4
votes

I´m trying to make an implementation of Gaussian blur for a school project. I need to make both a CPU and a GPU implementation to compare performance.

I am not quite sure that I understand how Gaussian blur works. So one of my questions is if I have understood it correctly?

Heres what I do now: I use the equation from wikipedia http://en.wikipedia.org/wiki/Gaussian_blur to calculate the filter. For 2d I take RGB of each pixel in the image and apply the filter to it by multiplying RGB of the pixel and the surrounding pixels with the associated filter position. These are then summed to be the new pixel RGB values. For 1d I apply the filter first horizontally and then vetically, which should give the same result if I understand things correctly.
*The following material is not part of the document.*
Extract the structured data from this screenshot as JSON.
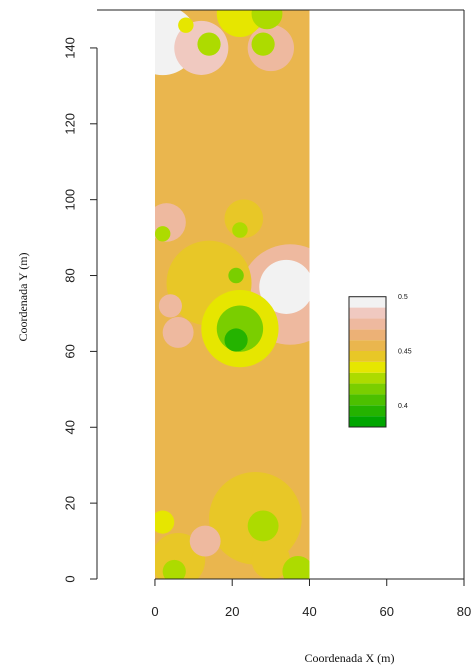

Is this result exactly the same result as when the 2d filter is applied?

Another question I have is about how the algorithm can be optimized. I have read that the Fast Fourier Transform is applicable to Gaussian blur. But I can't figure out how to relate it. Can someone give me a hint in the right direction?

Thanks.

1

1 Answers

8
votes

Yes, the 2D Gaussian kernel is separable so you can just apply it as two 1D kernels. Note that you can't apply these operations "in place" however - you need at least one temporary buffer to store the result of the first 1D pass.

FFT-based convolution is a useful optimisation when you have large kernels - this applies to any kind of filter, not just Gaussian. Just how big "large" is depends on your architecture, but you probably don't want to worry about using an FFT-based approach for anything smaller than, say, a 49x49 kernel. The general approach is:

  • FFT the image
  • FFT the kernel, padded to the size of the image
  • multiply the two in the frequency domain (equivalent to convolution in the spatial domain)
  • IFFT (inverse FFT) the result

Note that if you're applying the same filter to more than one image then you only need to FFT the padded kernel once. You still have at least two FFTs to perform per image though (one forward and one inverse), which is why this technique only becomes a computational win for large-ish kernels.